Mich macht diese Szene sehr nachdenklich. Der Mann hat einfach alles ausgeladen, was seiner Frau gehörte...da waren Klamotten, Lebensmittel, Kosmetik, Schuhe, der Hund, die Katze, alles Zubehör zu den Tieren, ein Staubsauger, Medikamente, diverse Reiseandenken, viel privates, einfach alles...ausgeladen und allein gelassen. Die beiden waren sicher Mitte Ende 70. Wie lange mögen sie schon nebeneinander her gelebt haben, wann ist ihre Alkoholsucht dazu gekommen und warum oder war sie der Auslöser???
Wir können hier nichts machen. Wir gehen mit Oskar spazieren und nehmen den kleinen Hund mit und sorgen dafür dass Hund und Katze zu fressen und zu trinken haben. Der Manager lässt die Frau in eine der Bungalows des Platzes einziehen, da es heute auch noch anfängt ein wenig zu regnen und zieht einen Arzt hinzu. Als wir nach einer knappen Woche weiter fahren, ist die Frau noch immer da und wir bekommen nicht mehr mit, wie ihre Geschichte weiter geht.

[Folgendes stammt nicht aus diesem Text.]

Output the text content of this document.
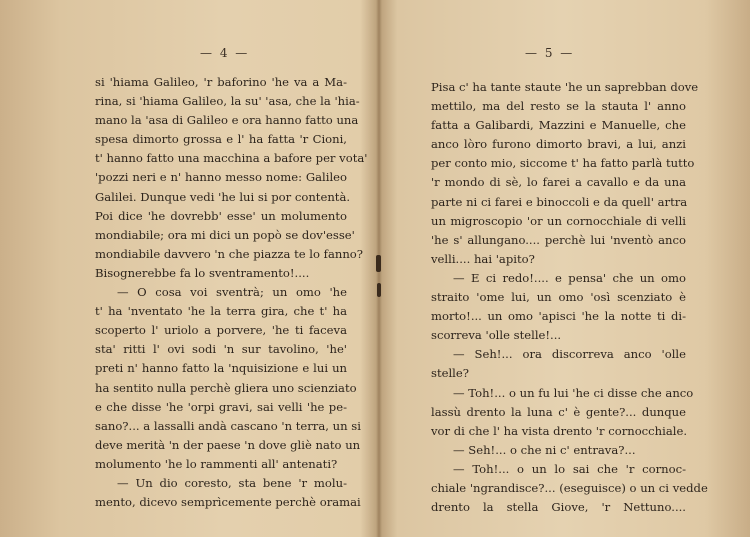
— 4 —
si 'hiama Galileo, 'r baforino 'he va a Ma-
rina, si 'hiama Galileo, la su' 'asa, che la 'hia-
mano la 'asa di Galileo e ora hanno fatto una
spesa dimorto grossa e l' ha fatta 'r Cioni,
t' hanno fatto una macchina a bafore per vota'
'pozzi neri e n' hanno messo nome: Galileo
Galilei. Dunque vedi 'he lui si por contentà.
Poi dice 'he dovrebb' esse' un molumento
mondiabile; ora mi dici un popò se dov'esse'
mondiabile davvero 'n che piazza te lo fanno?
Bisognerebbe fa lo sventramento!....
— O cosa voi sventrà; un omo 'he
t' ha 'nventato 'he la terra gira, che t' ha
scoperto l' uriolo a porvere, 'he ti faceva
sta' ritti l' ovi sodi 'n sur tavolino, 'he'
preti n' hanno fatto la 'nquisizione e lui un
ha sentito nulla perchè gliera uno scienziato
e che disse 'he 'orpi gravi, sai velli 'he pe-
sano?... a lassalli andà cascano 'n terra, un si
deve merità 'n der paese 'n dove gliè nato un
molumento 'he lo rammenti all' antenati?
— Un dio coresto, sta bene 'r molu-
mento, dicevo semprìcemente perchè oramai
— 5 —
Pisa c' ha tante staute 'he un saprebban dove
mettilo, ma del resto se la stauta l' anno
fatta a Galibardi, Mazzini e Manuelle, che
anco lòro furono dimorto bravi, a lui, anzi
per conto mio, siccome t' ha fatto parlà tutto
'r mondo di sè, lo farei a cavallo e da una
parte ni ci farei e binoccoli e da quell' artra
un migroscopio 'or un cornocchiale di velli
'he s' allungano.... perchè lui 'nventò anco
velli.... hai 'apito?
— E ci redo!.... e pensa' che un omo
straito 'ome lui, un omo 'osì scenziato è
morto!... un omo 'apisci 'he la notte ti di-
scorreva 'olle stelle!...
— Seh!... ora discorreva anco 'olle
stelle?
— Toh!... o un fu lui 'he ci disse che anco
lassù drento la luna c' è gente?... dunque
vor di che l' ha vista drento 'r cornocchiale.
— Seh!... o che ni c' entrava?...
— Toh!... o un lo sai che 'r cornoc-
chiale 'ngrandisce?... (eseguisce) o un ci vedde
drento la stella Giove, 'r Nettuno....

Wir lösen uns nur schwer von dem netten Städtchen und fahren dann auch gar nicht weit (ca.35km) in ein Seitental nach Akchour. Dort soll es Wasserfälle und ein Felsentor geben, zu dem man über einen schönen Weg hinlaufen kann. Da nur eine kurze Info im Führer dazu zu finden ist, sind wir über den riesigen Parkplatz und Andrang etwas überrascht. Nun gut. Egal. Jetzt sind wir hier und sehen uns das Ganze auch mal an.
Als erstes läuft man an einigen Saftverkäufern und Souvenirständen vorbei, bevor es wirklich an den Wasserlauf geht. 




Der Weg ist interessant für die Kinder, da es über Stege; Brücken, Treppen und Felsen, vorbei an Wasserfällen, Seen, Gumpen und Wasserläufen geht. Die Massen verlieren sich recht schnell und so wird das Ganze dann doch echt schön. 





Nur der Weg wird immer anspruchsvoller über Felsen, Brücken, Steine durch eine tiefe Schlucht und da es schon recht spät ist, bleibt Anselm mit den Kids am Fluss und ich laufe schnell alleine bis zu dem Felsentor, was wirklich wunderschön ist und die Strecke dorthin sowieso. Ich beeile mich, so dass Anselm den Weg auch noch schaffen kann. 







 

Dann machen wir uns auf den Rückweg und trinken in einem der zahlreichen kleinen Cafes und Restaurants am Fluss einen leckeren Minztee und genießen diese zauberhafte Location noch ein wenig.












Ein lohnenswerter Ausflug, den man definitiv nicht erst am Nachmittag starten sollte, da man sonst Stress bekommt mit dem doch etwas anspruchsvolleren Weg gegen Schluss und zahlreiche kleine Cafes zur Rast und zum Verweilen einladen in der Schlucht. 
Wir fahren nur wenige Kilometer zurück und finden auf dem einfachen Camp Akchour einen Platz für die Nacht.
Hier baden wir mit den Kindern am nächsten Tag ausgiebig in den zahlreichen kleinen Pools, Wasserfällen und Becken des Flusses, die hier zum Teil auch künstlich angelegt wurden. Weil es so Spaß macht, bleiben wir noch eine Nacht.